Pendant ce temps, les agresseurs utilisaient leurs téléphones portables, ne cessant de demander en arabe : "Où es-tu ?", établissant le contact avec au moins un autre membre de la cellule terroriste, qui se trouvait dans le véhicule de fuite.

Vingt minutes étaient passées, depuis la première attaque contre Wilson et Luken. L'un d'eux obligea Wilson à ôter ses chaussures, se servant des lacets pour leur ligoter les mains dans le dos.  
  
"Et puis il y a eu ce moment, je n'oublierai jamais. Il m'a pris mon étoile de David. Il courbe ma tête tout doucement, puis l'enlève, comme le ferait un fiancé. Avec ce sourire narquois sur son visage."

Puis, l'homme frappera Wilson à coups de couteau, là même où se trouvait son étoile de David.

Tandis qu'un des hommes utilise des morceaux du blouson de Luken pour bâillonner les deux femmes, Wilson a l'idée qu'elles vont être enlevées.

"Je reste plantée là et j'ai cette pensée atroce : à savoir que, si on se retrouve avec Gilad Schalit [en captivité], c'est mieux qu'être mortes. Une décision horrible," dit-elle.

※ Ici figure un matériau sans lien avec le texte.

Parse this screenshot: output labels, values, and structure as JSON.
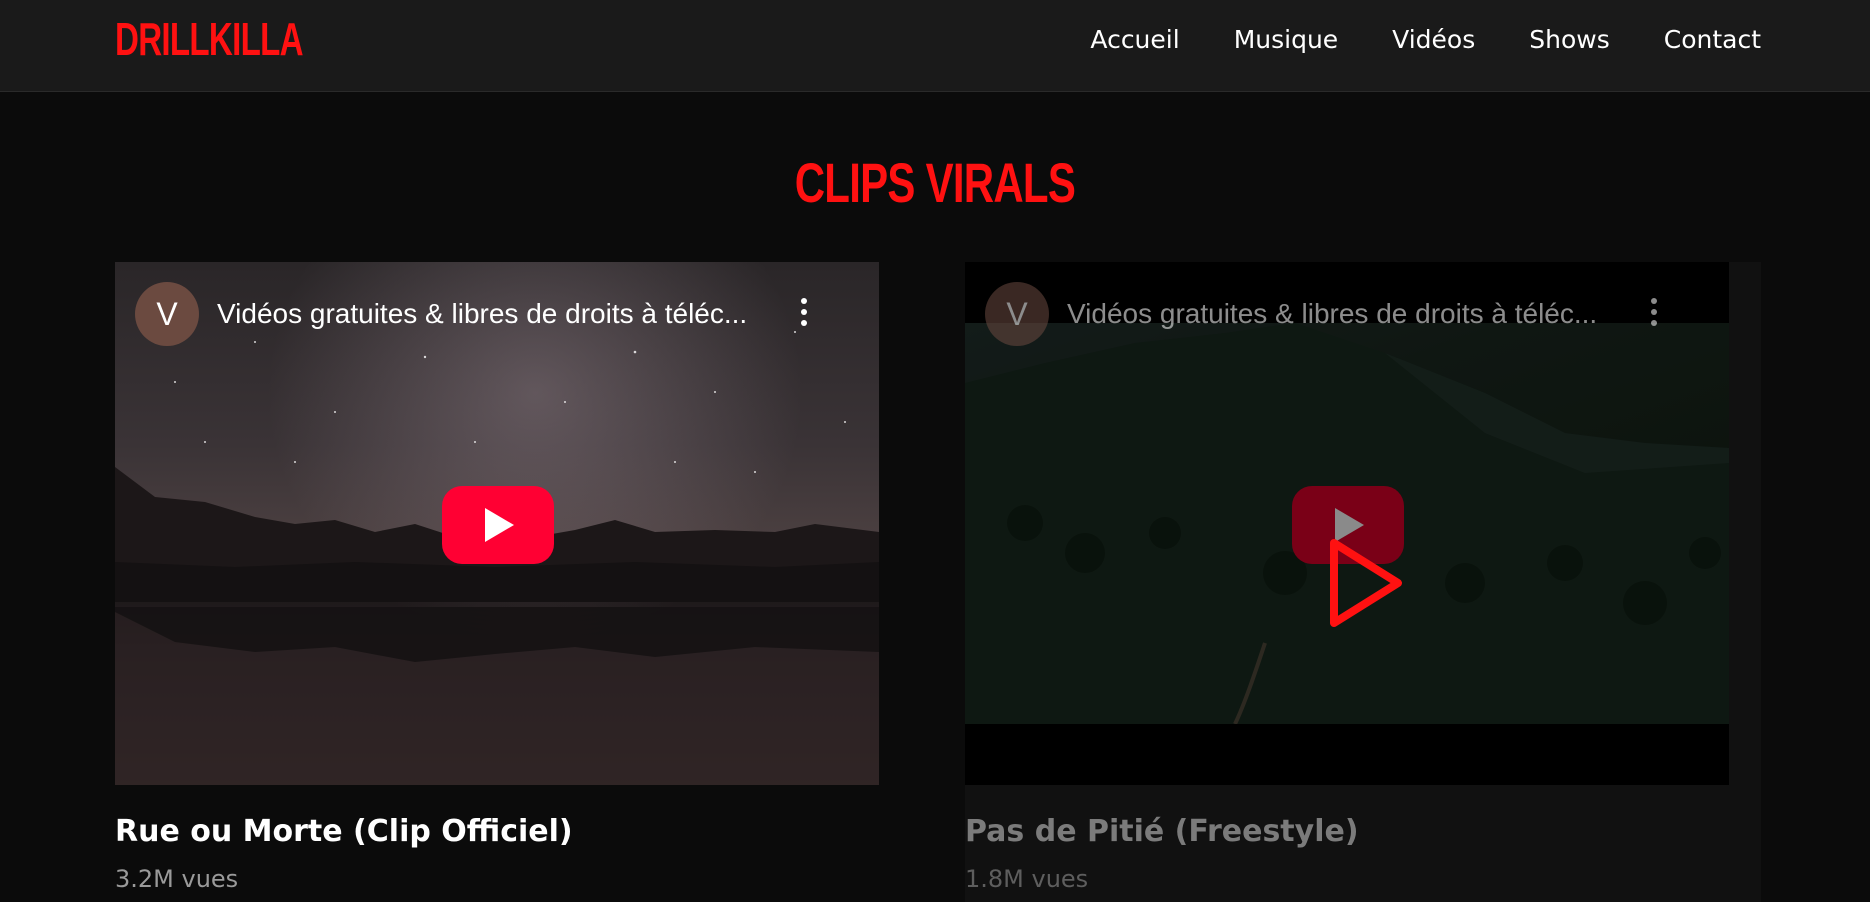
{
  "brand": {
    "logo": "DRILLKILLA",
    "accent_color": "#ff1111"
  },
  "nav": {
    "items": [
      "Accueil",
      "Musique",
      "Vidéos",
      "Shows",
      "Contact"
    ]
  },
  "section": {
    "title": "CLIPS VIRALS"
  },
  "videos": [
    {
      "channel_initial": "V",
      "embed_title": "Vidéos gratuites & libres de droits à téléc...",
      "title": "Rue ou Morte (Clip Officiel)",
      "views": "3.2M vues",
      "thumbnail": "night-sky-mountains-lake"
    },
    {
      "channel_initial": "V",
      "embed_title": "Vidéos gratuites & libres de droits à téléc...",
      "title": "Pas de Pitié (Freestyle)",
      "views": "1.8M vues",
      "thumbnail": "forest-aerial"
    }
  ],
  "icons": {
    "play": "youtube-play-icon",
    "menu": "more-vert-icon",
    "overlay": "play-outline-icon"
  }
}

Puis, les deux femmes sont séparées et Wilson forcée de s'agenouiller, la tête penchée. Soudain, la crainte d'être assassinée se concrétise.

"Je le vois en train de dégainer son couteau et de pousser en avant ma tête, je m'attends à être décapitée. Je pense qu'au plan psychologique, à ce moment-là, j'ai perdu tout sentiment de peur. Je suis complètement dans le coaltar, je n'espère qu'un chose : qu'il coupe net et que ce ne soit pas une boucherie.

"Je m'attends à un 'Allah Akbar !", mais ça n'arrive pas. Au lieu de ça, j'entends : 'Oh non ! Mon Dieu !" Je les entends en train de larder [Kristine] de coups de couteau, à plusieurs reprises. Après, je sais... Il me frappe à coups de couteau. J'étais si terrifiée que je n'arrivais même pas à avoir peur. Je me disais simplement : 'Je suis en train d'être assassinée ! Quel gâchis ! J'ai 46 ans et on m'assassine !' Je prononce 'Chema Israël' et ce que je sais ensuite, c'est que je peux entendre Kristine en train de hurler, vraiment. Et je me dis : 'Arrête, Kristine ! Arrête ! Tu auras une chance, si tu arrêtes !'" Les cinq ou six premiers coups l'ont atteinte aux muscles, mais quand l'un d'eux a percé son diaphragme, Wilson s'est dit que c'était la fin.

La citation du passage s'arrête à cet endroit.